NOD2 triggers an interleukin-32–dependent human dendritic cell program in leprosy

Abstract

In human leprosy, a dendritic cell differentiation pathway that depends on interleukin-32 and is induced by NOD2 represents a novel mechanism of host defense against infection. It is unclear whether the ability of the innate immune system to recognize distinct ligands from a single microbial pathogen via multiple pattern recognition receptors (PRRs) triggers common pathways or differentially triggers specific host responses. In the human mycobacterial infection leprosy, we found that activation of monocytes via nucleotide-binding oligomerization domain-containing protein 2 (NOD2) by its ligand muramyl dipeptide, as compared to activation via heterodimeric Toll-like receptor 2 and Toll-like receptor 1 (TLR2/1) by triacylated lipopeptide, preferentially induced differentiation into dendritic cells (DCs), which was dependent on a previously unknown interleukin-32 (IL-32)-dependent mechanism. Notably, IL-32 was sufficient to induce monocytes to rapidly differentiate into DCs, which were more efficient than granulocyte-macrophage colony–stimulating factor (GM-CSF)-derived DCs in presenting antigen to major histocompatibility complex (MHC) class I–restricted CD8+ T cells.

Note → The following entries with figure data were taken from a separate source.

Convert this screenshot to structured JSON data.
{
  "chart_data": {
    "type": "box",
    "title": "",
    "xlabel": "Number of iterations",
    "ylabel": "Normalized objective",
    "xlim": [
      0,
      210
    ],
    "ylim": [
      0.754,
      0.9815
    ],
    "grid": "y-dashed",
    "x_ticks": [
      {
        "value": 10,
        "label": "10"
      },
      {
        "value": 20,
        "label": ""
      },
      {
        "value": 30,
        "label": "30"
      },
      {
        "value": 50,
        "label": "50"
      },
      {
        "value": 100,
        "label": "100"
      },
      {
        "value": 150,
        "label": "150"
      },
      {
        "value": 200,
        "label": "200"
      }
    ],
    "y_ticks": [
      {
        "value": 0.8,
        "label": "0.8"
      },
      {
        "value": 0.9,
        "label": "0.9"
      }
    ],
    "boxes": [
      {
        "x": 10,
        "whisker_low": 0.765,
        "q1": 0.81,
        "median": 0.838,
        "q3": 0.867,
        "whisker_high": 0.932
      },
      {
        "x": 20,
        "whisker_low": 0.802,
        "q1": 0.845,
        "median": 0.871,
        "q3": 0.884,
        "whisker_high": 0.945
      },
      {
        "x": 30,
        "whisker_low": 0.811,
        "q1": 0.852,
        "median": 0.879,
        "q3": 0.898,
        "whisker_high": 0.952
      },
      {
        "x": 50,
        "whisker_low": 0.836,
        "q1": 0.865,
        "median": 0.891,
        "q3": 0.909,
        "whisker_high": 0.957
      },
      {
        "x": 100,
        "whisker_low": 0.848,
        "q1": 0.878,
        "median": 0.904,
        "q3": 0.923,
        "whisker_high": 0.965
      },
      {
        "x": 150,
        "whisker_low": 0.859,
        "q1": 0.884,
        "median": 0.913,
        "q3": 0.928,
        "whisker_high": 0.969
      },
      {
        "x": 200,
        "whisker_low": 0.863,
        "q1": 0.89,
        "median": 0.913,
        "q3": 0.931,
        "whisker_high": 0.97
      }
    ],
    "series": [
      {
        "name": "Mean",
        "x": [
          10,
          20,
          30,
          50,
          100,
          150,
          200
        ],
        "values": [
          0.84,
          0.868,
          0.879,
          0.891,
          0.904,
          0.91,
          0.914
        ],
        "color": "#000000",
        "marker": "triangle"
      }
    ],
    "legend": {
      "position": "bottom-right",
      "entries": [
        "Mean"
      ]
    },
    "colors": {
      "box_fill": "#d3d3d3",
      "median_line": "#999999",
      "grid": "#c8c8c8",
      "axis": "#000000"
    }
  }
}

Expression of NOD2 and IL-32 and the frequency of CD1b+ DCs at the site of leprosy infection correlated with the clinical presentation; they were greater in patients with limited as compared to progressive disease. The addition of recombinant IL-32 restored NOD2-induced DC differentiation in patients with the progressive form of leprosy. In conclusion, the NOD2 ligand–induced, IL-32–dependent DC differentiation pathway contributes a key and specific mechanism for host defense against microbial infection in humans.